Michel Barnier, qui invitera tour à tour les présidents de groupe la semaine prochaine à Matignon, recevra Marine Le Pen pour la première fois depuis sa nomination. Mais cette rencontre avec le Premier ministre suffira-t-elle à empêcher le Rassemblement national de déclencher la censure ? “La décision de censure n’a pas été prise”, mais “le gouvernement prend le chemin”, a en tout cas estimé Jordan Bardella, lundi soir sur BFMTV.
« Les Français ont des préoccupations quotidiennes, la sécurité, le contrôle de l’immigration, le pouvoir d’achat, l’activité économique. Si sur ces grands dossiers le Premier ministre (…) n’est pas capable de fixer un cap (…) alors quel est l’intérêt de ce gouvernement ? », a également déclaré le président du RN.
Marine Le Pen’s “favor”
Il suffirait que les 126 députés lépénistes soutiennent une motion déposée par la gauche pour faire tomber le Premier ministre. Un scénario qui paraissait encore baroque il y a quelques semaines. Cet été, face à une Assemblée nationale fragmentée et sans majorité, Emmanuel Macron a assuré que Marine Le Pen et ses partisans ne censureraient pas a priori Michel Barnier, faveur qu’elle avait acceptée.

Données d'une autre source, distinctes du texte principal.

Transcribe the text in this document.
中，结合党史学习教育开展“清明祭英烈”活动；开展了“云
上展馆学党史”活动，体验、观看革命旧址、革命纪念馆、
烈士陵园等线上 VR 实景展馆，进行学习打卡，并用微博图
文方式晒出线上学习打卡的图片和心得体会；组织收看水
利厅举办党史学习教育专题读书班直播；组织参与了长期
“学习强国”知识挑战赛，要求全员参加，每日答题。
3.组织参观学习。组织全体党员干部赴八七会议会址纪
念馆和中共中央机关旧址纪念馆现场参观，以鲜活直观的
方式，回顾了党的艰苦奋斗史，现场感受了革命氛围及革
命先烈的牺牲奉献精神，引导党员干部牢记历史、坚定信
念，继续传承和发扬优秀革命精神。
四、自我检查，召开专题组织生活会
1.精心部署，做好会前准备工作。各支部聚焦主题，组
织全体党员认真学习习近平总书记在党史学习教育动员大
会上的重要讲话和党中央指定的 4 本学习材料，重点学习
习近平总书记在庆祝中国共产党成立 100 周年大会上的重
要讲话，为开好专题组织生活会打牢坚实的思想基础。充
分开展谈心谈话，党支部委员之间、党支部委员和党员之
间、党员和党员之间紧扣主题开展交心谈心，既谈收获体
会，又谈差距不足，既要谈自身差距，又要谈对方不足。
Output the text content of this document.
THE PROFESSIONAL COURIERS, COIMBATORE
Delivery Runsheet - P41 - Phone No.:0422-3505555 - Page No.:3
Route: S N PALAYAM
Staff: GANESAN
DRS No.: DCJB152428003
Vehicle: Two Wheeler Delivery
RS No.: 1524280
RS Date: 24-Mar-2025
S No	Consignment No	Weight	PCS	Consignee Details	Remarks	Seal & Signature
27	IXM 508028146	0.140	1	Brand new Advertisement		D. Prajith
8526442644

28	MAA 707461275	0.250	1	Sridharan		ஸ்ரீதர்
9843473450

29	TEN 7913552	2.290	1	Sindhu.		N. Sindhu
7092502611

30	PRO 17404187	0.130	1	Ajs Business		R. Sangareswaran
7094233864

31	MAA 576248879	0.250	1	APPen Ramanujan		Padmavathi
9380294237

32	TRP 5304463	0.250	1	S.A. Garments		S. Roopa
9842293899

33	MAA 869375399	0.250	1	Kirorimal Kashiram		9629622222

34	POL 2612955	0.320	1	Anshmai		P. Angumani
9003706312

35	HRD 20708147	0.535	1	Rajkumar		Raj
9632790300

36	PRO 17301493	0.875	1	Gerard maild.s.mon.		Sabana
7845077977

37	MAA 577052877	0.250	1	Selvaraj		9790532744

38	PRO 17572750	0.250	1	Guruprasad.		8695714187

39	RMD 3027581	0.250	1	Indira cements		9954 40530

L’empressement avec lequel le nouveau locataire de Matignon avait limogé son ministre de l’Économie, Antoine Armand, qui avait exclu le Rassemblement national de « l’arc républicain », prenant la peine d’appeler Marine Le Pen pour l’assurer de sa considération, était particulièrement apprécié.
Marine Le Pen : « Ceux qui sont confiants ne devraient pas l’être autant »
“Barnier est moins énervant que ses prédécesseurs”, se réjouissaient encore début octobre les cadres du parti de la Flamme, décelant du “respect” à leur égard, un pas de plus, selon eux, vers la reconnaissance de l’ex-Front national.
Depuis, les débats lors de l’examen du budget ont refroidi les enthousiasmes. “On nous a dit : ‘Nous allons construire ensemble’ (…) Je ne sais pas avec qui (Michel Barnier) a parlé, mais en tout cas pas avec moi”, grogne Marine Le Pen la semaine dernière.
Le recours « probable » au 49.3 annoncé ce week-end par Michel Barnier, qui permettrait au gouvernement de faire adopter sa version du texte sans retenir les amendements, dont ceux du RN encore votés dans l’hémicycle, a d’autant plus agacé les députés. bonnes troupes. « Vont-ils réimposer leurs 6 milliards de taxes sur l’électricité ? Vont-ils réduire la facture de carburant ? C’est ce qui m’intéresse”, a prévenu Marine Le Pen. Quitte à menacer : « Ceux qui ont confiance ne devraient pas l’être », notant au passage que « si M. Barnier pense bénéficier d’un avantage positif dans l’électorat du Rassemblement national, il commet une très grave erreur de interprétation.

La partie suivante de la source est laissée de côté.